As said above, you should do the multiplication before the division. Anyway you could write your expression with casting only the divisor:

如上所述，您应该在除法之前进行乘法。无论如何，您可以只使用除数来编写表达式：

int height2 = (int)Math.Round(width2 * (height1 / (float)width1));

int height2 = (width2 * height1) / width1;

The elaborate on Jeffery's message, since you generally a better chance of truncated needed decimals than you have of overflowing a 32-bit integer (and because multiplication & division is commutative), you should generally do multiplication before division.

Jeffery 消息的详细说明，因为与溢出 32 位整数相比，通常截断所需小数的机会更好（并且因为乘法和除法是可交换的），所以您通常应该在除法之前进行乘法。

Do multiplication first (as long as they're not likely to overflow) and division second.

首先进行乘法（只要它们不太可能溢出）然后进行除法。

3/4 == 0 in integer math (integer math doesn't round on division, it truncates).

整数数学中的 3/4 == 0（整数数学不舍入除法，而是截断）。

If you really need rounding, you have to either work in fixed point, floating point, or play around with the modulus.

如果您确实需要舍入，则必须以定点、浮点或模数进行操作。

int height2 = ((width2 * height1 * 10) + 5) / (width1 * 10);

Prior to any integer division, check to make certain the divisor is not zero. Also note this assumes positive quotient. If negative, roundoff needs to be -5, not +5.

在进行任何整数除法之前，请检查以确保除数不为零。另请注意，这假定为正商。如果为负，则舍入需要为 -5，而不是 +5。

I will fix the incorrect code by adding zero lines of code:

我将通过添加零行代码来修复不正确的代码：

float width1 = 4;
float height1 = 3;

float width2 = 137;
float height2 = width2 * (height1 / width1);

You should use floats for variables that can possibly contain decimals. This includes heights calculated from ratios. You can always cast to int later if that is a problem.

对于可能包含小数的变量，您应该使用浮点数。这包括根据比率计算的高度。如果这是一个问题，您可以稍后再转换为 int。

Never cast to float, it has even less precision than a 32-bit integer. If you're going to use floating point, always use double instead of float.

永远不要转换为浮点数，它的精度甚至低于 32 位整数。如果要使用浮点数，请始终使用 double 而不是 float。

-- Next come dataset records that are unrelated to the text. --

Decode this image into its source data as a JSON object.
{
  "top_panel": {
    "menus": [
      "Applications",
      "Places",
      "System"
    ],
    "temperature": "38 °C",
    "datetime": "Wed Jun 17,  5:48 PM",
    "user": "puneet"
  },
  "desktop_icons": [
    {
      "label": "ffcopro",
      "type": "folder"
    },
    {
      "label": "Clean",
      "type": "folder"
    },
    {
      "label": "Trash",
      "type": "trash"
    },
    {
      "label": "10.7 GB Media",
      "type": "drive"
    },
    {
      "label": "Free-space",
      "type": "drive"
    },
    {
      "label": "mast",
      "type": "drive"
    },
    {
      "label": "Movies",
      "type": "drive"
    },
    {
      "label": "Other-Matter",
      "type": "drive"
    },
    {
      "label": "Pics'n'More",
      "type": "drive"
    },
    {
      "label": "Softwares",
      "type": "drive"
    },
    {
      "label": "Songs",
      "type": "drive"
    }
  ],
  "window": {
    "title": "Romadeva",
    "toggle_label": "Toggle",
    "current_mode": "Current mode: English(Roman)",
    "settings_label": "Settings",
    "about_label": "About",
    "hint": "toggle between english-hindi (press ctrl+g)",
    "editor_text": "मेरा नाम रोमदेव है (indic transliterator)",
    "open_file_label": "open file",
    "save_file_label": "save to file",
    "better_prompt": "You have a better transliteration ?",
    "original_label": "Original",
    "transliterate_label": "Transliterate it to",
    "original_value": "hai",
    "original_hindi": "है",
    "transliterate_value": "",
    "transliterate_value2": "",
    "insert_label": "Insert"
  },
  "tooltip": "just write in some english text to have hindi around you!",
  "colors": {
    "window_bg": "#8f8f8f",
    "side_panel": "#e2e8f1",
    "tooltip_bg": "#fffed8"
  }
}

I think this is the most elegant way to do this:

我认为这是最优雅的方法：

Math.round(myinteger * 0.75);

Using 0.75 instead of 3/4 will implicitly cast it to an double/float and why not use the default functions that are provided for this?

使用 0.75 而不是 3/4 会将其隐式转换为双精度/浮点数，为什么不使用为此提供的默认函数？

Convert's conversions always round so:

Convert 的转换总是四舍五入：

int height2 = Convert.ToInt32(width2 * height1 / (double)width1);

Just stumbled upon this question. Aaron's answer seems almost right to me. But I'm very sure you need to specify midpointrounding if your problem is a "real world" problem. So my answer, based on Aaron's code, is

刚刚偶然发现了这个问题。亚伦的回答对我来说几乎是正确的。但是我很确定如果您的问题是“现实世界”问题，您需要指定中点舍入。所以我的答案，基于 Aaron 的代码，是

int height2 = (int)Math.Round(width2 * (height1 / (float)width1),MidpointRounding.AwayFromZero);

To see the difference run that code in console

要查看差异，请在控制台中运行该代码

    Console.WriteLine((int)Math.Round(0.5));
    Console.WriteLine((int)Math.Round(1.5));
    Console.WriteLine((int)Math.Round(2.5));
    Console.WriteLine((int)Math.Round(3.5));
    Console.WriteLine((int)Math.Round(0.5, MidpointRounding.AwayFromZero));
    Console.WriteLine((int)Math.Round(1.5, MidpointRounding.AwayFromZero));
    Console.WriteLine((int)Math.Round(2.5, MidpointRounding.AwayFromZero));
    Console.WriteLine((int)Math.Round(3.5, MidpointRounding.AwayFromZero));
    Console.ReadLine();

For details you may look at thisarticle.

有关详细信息，您可以查看这篇文章。